User Sofia observes that one could in principle use a single slit or pinhole.
but why grating? Why not, just the double slit, or only 1 single slit? Technical problems?
This is right in principle. It's simply a question of frequency response, coupled power and mechanical tolerances. As you increase the number of slits, it's exactly like building up a phased array antenna from more and more elements. The system becomes more directional, and more frequency dependent (it's a simple Fourier transform relationship, the same kind that follows from $[\hat{x}, \hat{p}]=i\, \hbar\, \mathrm{id}$, so people often mistakenly call this phenomenon the photon uncertainty principle). Once you have more widely diffracted beams it makes the system cheaper and easier to build your tolerances can now be much coarser.
Further Comments
The OP asks
it is still unclear why the frequency separation via the phased array effect does not happen with a flat mirror, based on the Huygens principle.

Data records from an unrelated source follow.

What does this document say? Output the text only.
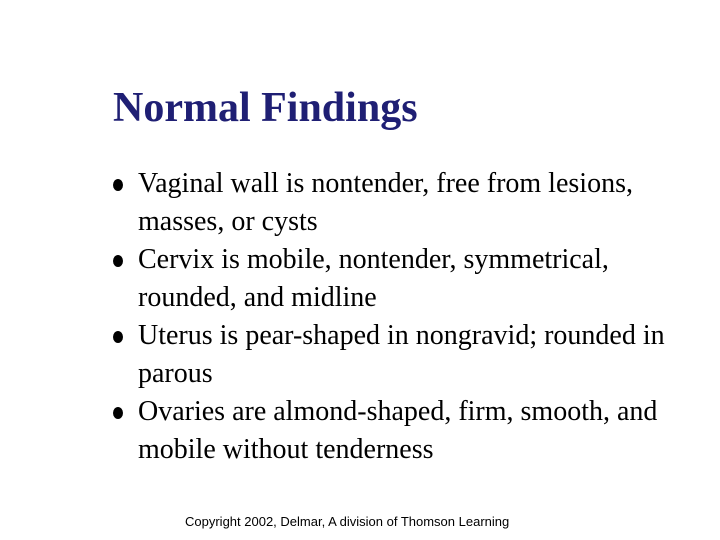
Normal Findings
Vaginal wall is nontender, free from lesions, masses, or cysts
Cervix is mobile, nontender, symmetrical, rounded, and midline
Uterus is pear-shaped in nongravid; rounded in parous
Ovaries are almond-shaped, firm, smooth, and mobile without tenderness

Copyright 2002, Delmar, A division of Thomson Learning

A Huygen's principle view of this is that the relative phases of the Huygens transmitters are set by the incoming wave. If that wave is plane, you are correct, the Huygens transmitters do act as a phased array. That array's pointing direction is independent of wavelength and its scattered radiation plot is sharply peaked around the direction given by the reflexion law. Indeed, your understanding is exactly how one can explain the law of reflexion.
In contrast, a grating puts a phase modulation on these transmitters. For simplicity, let's assume there is a sinusoidal phase modulation. The scattered wave's direction will now be in the direction that annuls this phase modulation: with a sinusoidal modulation, there is indeed a direction where the optical path lengths of scattered light in that direction are all the same- it is as though the grating weren't there for light in this direction. That direction is given by the Bragg law. For all other scattering directions, the grating adds random phase to the wavefront and thus scattering in those directions is quelled by destructive interference.
The Bragg defined scattering direction is strongly wavelength dependent. I'd encourage you to draw a diagram of what I have said and do the phase calculations to see the difference between the two sitations.
I did miss the phase aspect, but now why would the grating per-se "fix" the "problem" of random phase? i.e. assuming the phase of the incident light is random, how does the grating make a coherent beam out of it?
Good question. Now we're getting into light's quantum nature. Let's say we're talking everyday light sources - something like a quartz halogen lamp used in the old monochromator light sources or even a laser - The crucial thing here is that they are not entangled. Now, in these cases, the photons are independent. In this kind of situation, the each photon interferes only with itself (to borrow Paul Dirac's famous, mostly true but not generally true phrase). So, what this means is that if you put your CCD or whatever at the output and turned the power down low so that only one photon is in the experimental kit at one time, then recorded where each hit the CCD, the pattern you would build up would be the same pattern as you would see if a powerful, continuously shining lightfield comprising zillions of photons reached the CCD.
Each photon by itself propagates following Maxwell's equations. So, if it comes from a long way off (from the quartz halogen filament) it will have a phasefont, exactly as does a classical Maxwellian wave. The overall phase of the photon field can is random, and the photon can be in a superposition of different frequencies (as it will be from an incandescent globe, although each photon still has a pretty narrow frequency range and the ensemble is broadened by the hot, thermalised source), so the Maxwellian structure - its wavefronts and all the rest, modulo the overall random global phase, is still there. The grating then imposes its phase modulation on this coherent object. You are to think of each photon like a little laser. So, if the source is a long way off, the grating is essentially processing plane waves, and the CCD elements in a detector will detect the photon with a probability proportional to the Maxwellian intensity. See my answer here for more details.
What won't work is if the source has a sizeable angular subtense relative to the input. What you then see is an image of the source with wildly coloured edges and smears, but the system won't work as a monochromator anymore. Monochromators have internal optics to make sure that the light striking the grating is as collimated as possible.